Ensure that kcov is disabled and enabled with the same call stack.
This will be relied on by subsequent patches for recording function
entry/exit records via kcov.
This patch should not affect compilation of normal kernels without KCOV
(though it changes "inline" to "__always_inline").
To: Ingo Molnar <mingo@redhat.com>
To: Peter Zijlstra <peterz@infradead.org>
Signed-off-by: Jann Horn <jannh@google.com>
---
kernel/sched/core.c | 13 ++++++++++---
1 file changed, 10 insertions(+), 3 deletions(-)

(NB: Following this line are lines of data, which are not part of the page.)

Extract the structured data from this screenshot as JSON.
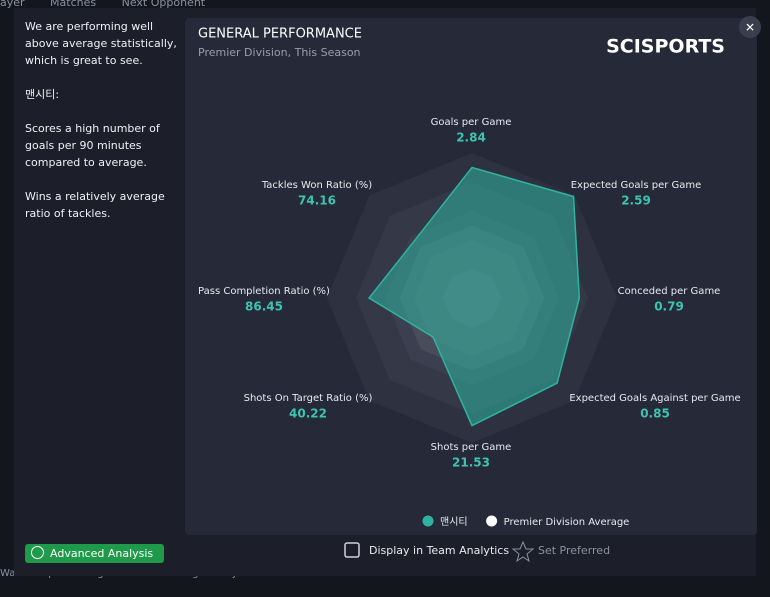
{
  "background": {
    "tabs": [
      "ayer",
      "Matches",
      "Next Opponent"
    ],
    "footer": "Walker is performing well above average in key statistics for this creative role."
  },
  "summary": {
    "paragraphs": [
      "We are performing well above average statistically, which is great to see.",
      "맨시티:",
      "Scores a high number of goals per 90 minutes compared to average.",
      "Wins a relatively average ratio of tackles."
    ]
  },
  "chart_data": {
    "type": "radar",
    "title": "GENERAL PERFORMANCE",
    "subtitle": "Premier Division, This Season",
    "brand": "SCISPORTS",
    "categories": [
      "Goals per Game",
      "Expected Goals per Game",
      "Conceded per Game",
      "Expected Goals Against per Game",
      "Shots per Game",
      "Shots On Target Ratio (%)",
      "Pass Completion Ratio (%)",
      "Tackles Won Ratio (%)"
    ],
    "category_values": [
      2.84,
      2.59,
      0.79,
      0.85,
      21.53,
      40.22,
      86.45,
      74.16
    ],
    "rlim": [
      0,
      100
    ],
    "rticks": [
      20,
      40,
      60,
      80,
      100
    ],
    "series": [
      {
        "name": "맨시티",
        "color": "#2fb3a0",
        "values": [
          90,
          99,
          74,
          83,
          88,
          38,
          71,
          56
        ]
      },
      {
        "name": "Premier Division Average",
        "color": "#ffffff",
        "values": [
          50,
          50,
          50,
          50,
          50,
          50,
          50,
          50
        ]
      }
    ]
  },
  "controls": {
    "display_in_team_analytics": "Display in Team Analytics",
    "set_preferred": "Set Preferred",
    "advanced_analysis": "Advanced Analysis"
  }
}
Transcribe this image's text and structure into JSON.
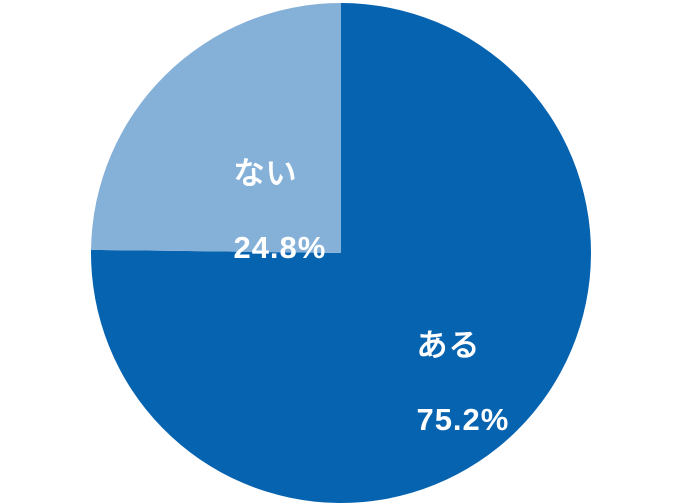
{
  "chart_data": {
    "type": "pie",
    "title": "",
    "start_angle_deg": 0,
    "direction": "clockwise",
    "background_color": "#ffffff",
    "label_color": "#ffffff",
    "slices": [
      {
        "label": "ある",
        "value": 75.2,
        "percent_label": "75.2%",
        "color": "#0663b0"
      },
      {
        "label": "ない",
        "value": 24.8,
        "percent_label": "24.8%",
        "color": "#85b1d9"
      }
    ]
  }
}
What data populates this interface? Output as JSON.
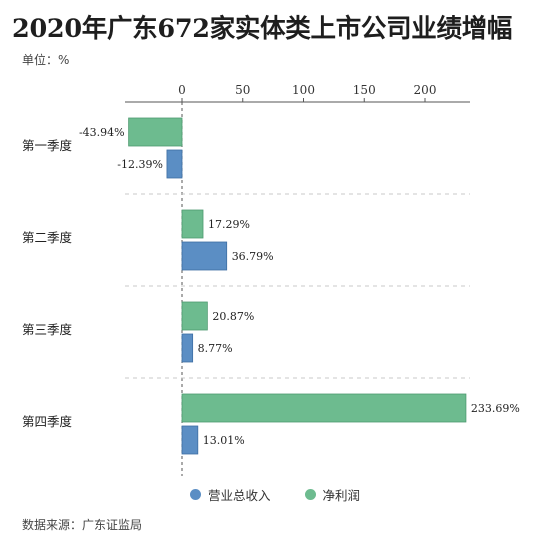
{
  "title": "2020年广东672家实体类上市公司业绩增幅",
  "unit_label": "单位：%",
  "source_label": "数据来源：广东证监局",
  "colors": {
    "revenue": "#5b8ec4",
    "revenue_stroke": "#3e6fa3",
    "profit": "#6dbb8f",
    "profit_stroke": "#4e9a70",
    "axis": "#555555",
    "divider": "#c8c8c8"
  },
  "chart_data": {
    "type": "bar",
    "orientation": "horizontal",
    "categories": [
      "第一季度",
      "第二季度",
      "第三季度",
      "第四季度"
    ],
    "series": [
      {
        "name": "净利润",
        "values": [
          -43.94,
          17.29,
          20.87,
          233.69
        ],
        "labels": [
          "-43.94%",
          "17.29%",
          "20.87%",
          "233.69%"
        ]
      },
      {
        "name": "营业总收入",
        "values": [
          -12.39,
          36.79,
          8.77,
          13.01
        ],
        "labels": [
          "-12.39%",
          "36.79%",
          "8.77%",
          "13.01%"
        ]
      }
    ],
    "xlim": [
      -45,
      240
    ],
    "xticks": [
      0,
      50,
      100,
      150,
      200
    ],
    "legend": [
      "营业总收入",
      "净利润"
    ],
    "legend_position": "bottom"
  }
}
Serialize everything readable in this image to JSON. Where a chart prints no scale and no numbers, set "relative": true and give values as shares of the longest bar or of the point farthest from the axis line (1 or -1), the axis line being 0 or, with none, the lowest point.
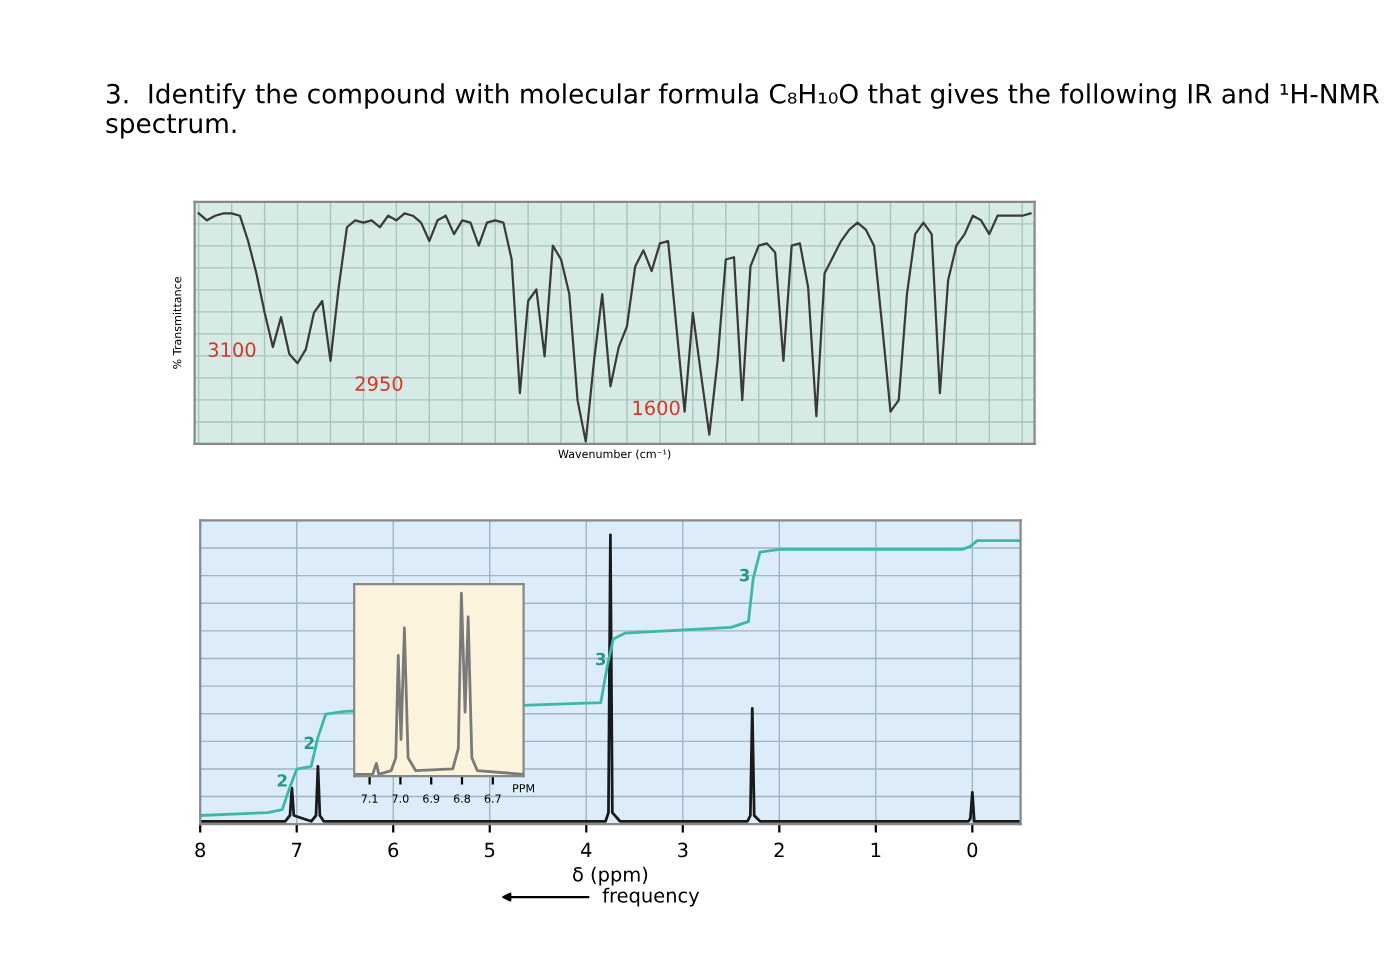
{
  "chart_data": [
    {
      "type": "line",
      "title": "3.  Identify the compound with molecular formula C₈H₁₀O that gives the following IR and ¹H-NMR spectrum.",
      "xlabel": "Wavenumber (cm⁻¹)",
      "ylabel": "% Transmittance",
      "relative": true,
      "grid": true,
      "tick_labels": false,
      "categories": [
        null,
        null,
        null,
        null,
        null,
        null,
        null,
        null,
        null,
        null,
        null,
        null,
        null,
        null,
        null,
        null,
        null,
        null,
        null,
        null,
        null,
        null,
        null,
        null,
        null,
        null,
        null,
        null,
        null,
        null,
        null,
        null,
        null,
        null,
        null,
        null,
        null,
        null,
        null,
        null,
        null,
        null,
        null,
        null,
        null,
        null,
        null,
        null,
        null,
        null,
        null,
        null,
        null,
        null,
        null,
        null,
        null,
        null,
        null,
        null,
        null,
        null,
        null,
        null,
        null,
        null,
        null,
        null,
        null,
        null,
        null,
        null,
        null,
        null,
        null,
        null,
        null,
        null,
        null,
        null,
        null,
        null,
        null,
        null,
        null,
        null,
        null,
        null,
        null,
        null,
        null,
        null,
        null,
        null,
        null,
        null,
        null,
        null,
        null,
        null,
        null,
        null
      ],
      "series": [
        {
          "color": "#3a3a3a",
          "values": [
            1.0,
            0.97,
            0.99,
            1.0,
            1.0,
            0.99,
            0.88,
            0.74,
            0.57,
            0.42,
            0.55,
            0.39,
            0.35,
            0.41,
            0.57,
            0.62,
            0.36,
            0.68,
            0.94,
            0.97,
            0.96,
            0.97,
            0.94,
            0.99,
            0.97,
            1.0,
            0.99,
            0.96,
            0.88,
            0.97,
            0.99,
            0.91,
            0.97,
            0.96,
            0.86,
            0.96,
            0.97,
            0.96,
            0.8,
            0.22,
            0.62,
            0.67,
            0.38,
            0.86,
            0.8,
            0.65,
            0.19,
            0.01,
            0.36,
            0.65,
            0.25,
            0.42,
            0.51,
            0.77,
            0.84,
            0.75,
            0.87,
            0.88,
            0.51,
            0.14,
            0.57,
            0.3,
            0.04,
            0.36,
            0.8,
            0.81,
            0.19,
            0.77,
            0.86,
            0.87,
            0.83,
            0.36,
            0.86,
            0.87,
            0.68,
            0.12,
            0.74,
            0.81,
            0.88,
            0.93,
            0.96,
            0.93,
            0.86,
            0.51,
            0.14,
            0.19,
            0.65,
            0.91,
            0.96,
            0.91,
            0.22,
            0.71,
            0.86,
            0.91,
            0.99,
            0.97,
            0.91,
            0.99,
            0.99,
            0.99,
            0.99,
            1.0
          ]
        }
      ],
      "annotations": [
        "3100",
        "2950",
        "1600"
      ]
    },
    {
      "type": "line",
      "xlabel": "δ (ppm)",
      "relative": true,
      "grid": true,
      "tick_labels": "x",
      "xlim": [
        8,
        -0.5
      ],
      "xticks": [
        8,
        7,
        6,
        5,
        4,
        3,
        2,
        1,
        0
      ],
      "series": [
        {
          "color": "#1a1a1a",
          "x": [
            8.0,
            7.12,
            7.07,
            7.05,
            7.03,
            6.85,
            6.8,
            6.78,
            6.76,
            6.72,
            3.8,
            3.77,
            3.75,
            3.73,
            3.65,
            2.33,
            2.3,
            2.28,
            2.26,
            2.2,
            0.04,
            0.02,
            0.0,
            -0.02,
            -0.5
          ],
          "values": [
            0.01,
            0.01,
            0.03,
            0.125,
            0.03,
            0.01,
            0.03,
            0.2,
            0.03,
            0.01,
            0.01,
            0.04,
            1.0,
            0.04,
            0.01,
            0.01,
            0.03,
            0.4,
            0.03,
            0.01,
            0.01,
            0.02,
            0.11,
            0.01,
            0.01
          ]
        },
        {
          "color": "#3cb8a6",
          "x": [
            8.0,
            7.3,
            7.15,
            7.08,
            7.0,
            6.85,
            6.78,
            6.7,
            6.5,
            3.85,
            3.78,
            3.72,
            3.6,
            2.5,
            2.32,
            2.27,
            2.2,
            2.0,
            0.1,
            0.02,
            -0.05,
            -0.5
          ],
          "values": [
            0.03,
            0.04,
            0.05,
            0.12,
            0.19,
            0.2,
            0.3,
            0.38,
            0.39,
            0.42,
            0.55,
            0.64,
            0.66,
            0.68,
            0.7,
            0.85,
            0.94,
            0.95,
            0.95,
            0.96,
            0.98,
            0.98
          ]
        }
      ],
      "annotations": [
        {
          "text": "2",
          "x": 7.15,
          "y": 0.13
        },
        {
          "text": "2",
          "x": 6.87,
          "y": 0.26
        },
        {
          "text": "3",
          "x": 3.85,
          "y": 0.55
        },
        {
          "text": "3",
          "x": 2.36,
          "y": 0.84
        },
        "frequency"
      ]
    },
    {
      "type": "line",
      "xlabel": "PPM",
      "relative": true,
      "tick_labels": "x",
      "xlim": [
        7.15,
        6.6
      ],
      "xticks": [
        7.1,
        {
          "value": 7,
          "label": "7.0"
        },
        6.9,
        6.8,
        6.7
      ],
      "series": [
        {
          "color": "#7a7a7a",
          "x": [
            7.15,
            7.09,
            7.078,
            7.07,
            7.03,
            7.015,
            7.007,
            6.998,
            6.987,
            6.975,
            6.95,
            6.83,
            6.812,
            6.802,
            6.79,
            6.78,
            6.768,
            6.75,
            6.6
          ],
          "values": [
            0.01,
            0.01,
            0.07,
            0.01,
            0.03,
            0.1,
            0.66,
            0.2,
            0.81,
            0.1,
            0.03,
            0.04,
            0.15,
            1.0,
            0.35,
            0.87,
            0.1,
            0.03,
            0.01
          ]
        }
      ]
    }
  ]
}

diff --git a/kernel/sched/core.c b/kernel/sched/core.c
index b7f77c165a6e..c470f0a669ec 100644
--- a/kernel/sched/core.c
+++ b/kernel/sched/core.c
@@ -5072,8 +5072,10 @@ static inline void kmap_local_sched_in(void)
*
* prepare_task_switch sets up locking and calls architecture specific
* hooks.
+ *
+ * Must be inlined for kcov_prepare_switch().
*/
-static inline void
+static __always_inline void
prepare_task_switch(struct rq *rq, struct task_struct *prev,
struct task_struct *next)
__must_hold(__rq_lockp(rq))
@@ -5149,7 +5151,6 @@ static struct rq *finish_task_switch(struct task_struct *prev)
tick_nohz_task_switch();
finish_lock_switch(rq);
finish_arch_post_lock_switch();
- kcov_finish_switch(current);
/*
* kmap_local_sched_out() is invoked with rq::lock held and
* interrupts disabled. There is no requirement for that, but the
@@ -5295,7 +5296,13 @@ context_switch(struct rq *rq, struct task_struct *prev,
switch_to(prev, next, prev);
barrier();
- return finish_task_switch(prev);
+ rq = finish_task_switch(prev);
+ /*
+ * This has to happen outside finish_task_switch() to ensure that
+ * entry/exit records are balanced.
+ */
+ kcov_finish_switch(current);
+ return rq;
}
/*
--
2.53.0.851.ga537e3e6e9-goog
On Wed, Mar 18, 2026 at 05:26:58PM +0100, Jann Horn wrote:
> Ensure that kcov is disabled and enabled with the same call stack.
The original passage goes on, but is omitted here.